# Tchaikovsky's program symphony



## Kopachris (May 31, 2010)

Some have called the sixth symphony a "musical suicide note." I believe this may be fairly accurate. If this is the case, then here is my interpretation of what Master Tchaikovsky may have had in mind as he wrote the Pathétique.

The first movement relates the subject's view of his own life. The view is definitely dismal. The subject is finally giving in to fate after a long chase (see Tchaikovsky's own program notes for the fourth symphony, mvt. 1) and is crying out in anguish at the cards dealt him. There were a few tender moments, but they were always touched with sadness and irony and quickly descended into despair. The final bars are a grimace of sad, exhausted resignation. The subject is weary of fate, the world, and his life.

The second movement is then the subject's view of the world in general. Life is a dance which the subject sees as undancable, and therefore ironic (the movement is a waltz rendered undancable due to its being in 5/4 time). People put on new faces to hide themselves as they dance at masquerade parties and ignore fate as long as they can, because it's impossible to dance _with_ fate. The movement speaks of conscious ignorance and decadence.

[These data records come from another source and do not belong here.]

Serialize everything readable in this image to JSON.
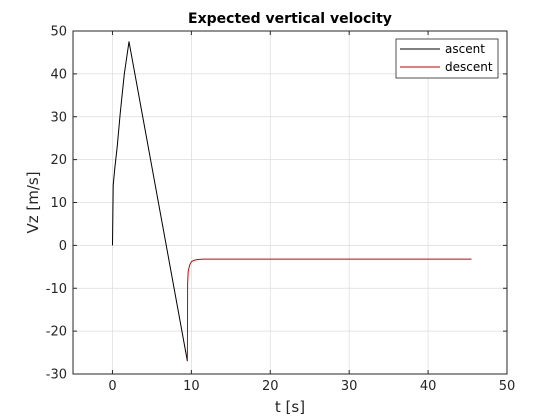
{
  "chart_data": {
    "type": "line",
    "title": "Expected vertical velocity",
    "xlabel": "t [s]",
    "ylabel": "Vz [m/s]",
    "xlim": [
      -5,
      50
    ],
    "ylim": [
      -30,
      50
    ],
    "xticks": [
      0,
      10,
      20,
      30,
      40,
      50
    ],
    "yticks": [
      -30,
      -20,
      -10,
      0,
      10,
      20,
      30,
      40,
      50
    ],
    "grid": true,
    "legend_position": "top-right",
    "series": [
      {
        "name": "ascent",
        "color": "#000000",
        "x": [
          0,
          0.05,
          0.1,
          0.3,
          0.6,
          1.0,
          1.5,
          2.1,
          9.5
        ],
        "y": [
          0,
          6,
          14,
          18,
          23,
          31,
          40,
          47.5,
          -27
        ]
      },
      {
        "name": "descent",
        "color": "#cc0000",
        "x": [
          9.5,
          9.52,
          9.6,
          9.8,
          10.0,
          10.3,
          10.8,
          11.5,
          45.5
        ],
        "y": [
          -27,
          -9,
          -6,
          -4.5,
          -3.8,
          -3.5,
          -3.3,
          -3.2,
          -3.2
        ]
      }
    ]
  }
}
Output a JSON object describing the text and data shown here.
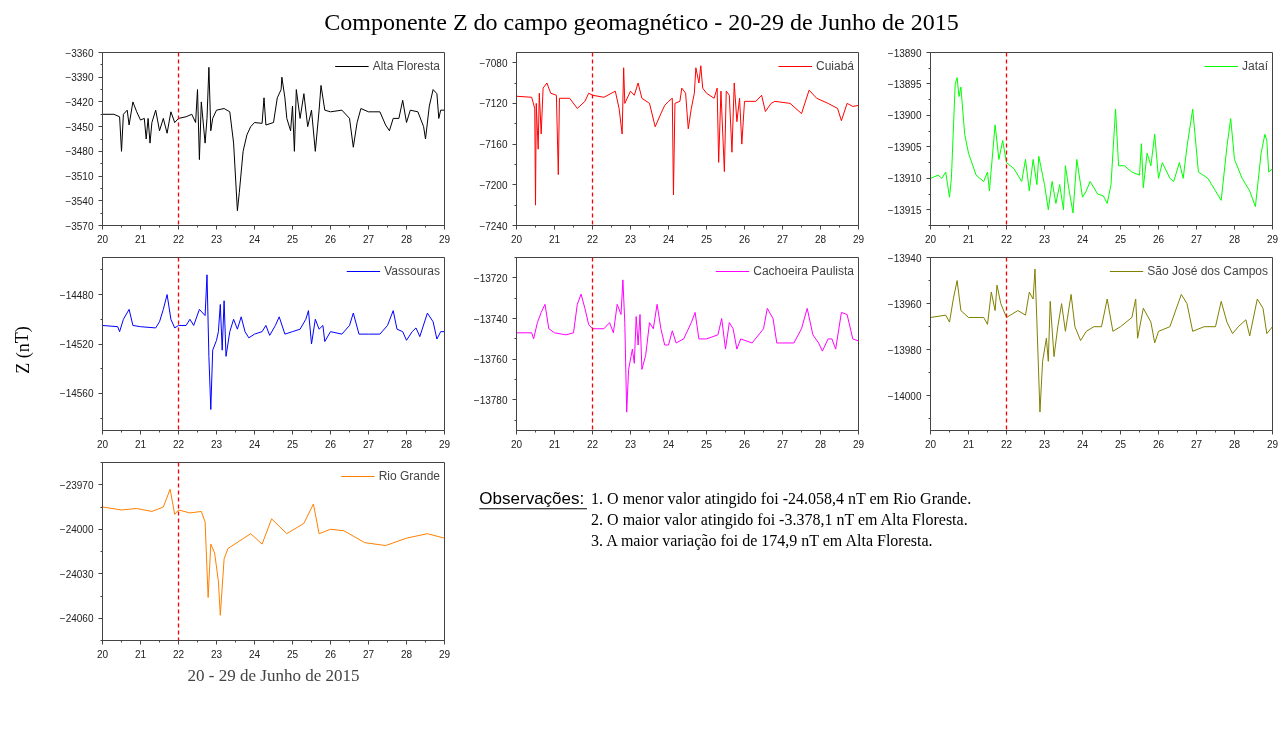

In the third movement, the subject has seen a way to outwit fate--suicide. The subject joyously reflects on the idea of escaping fate once and for all by taking his own life--the idea is glorious to him. He plans to do it not to escape life and life's troubles, but to escape the problems which fate has not given him the power to fix.

The final chord of the third movement (G-B-D) and the initial chord of the final movement (G#-D-F#-B) depict the moment of suicide as seen by the subject and those around him, respectively. While the subject sees a glorious G major chord, the chord is altered to include _diabolus in musica_ (the tritone)--instead of a glorious victory, the subject's loved ones see an act of evil or perhaps something pitiful. The movement is spent in lamentation for the poor, pitiful soul that took his own life.

This is my own idea; does anyone else have some ideas?


----------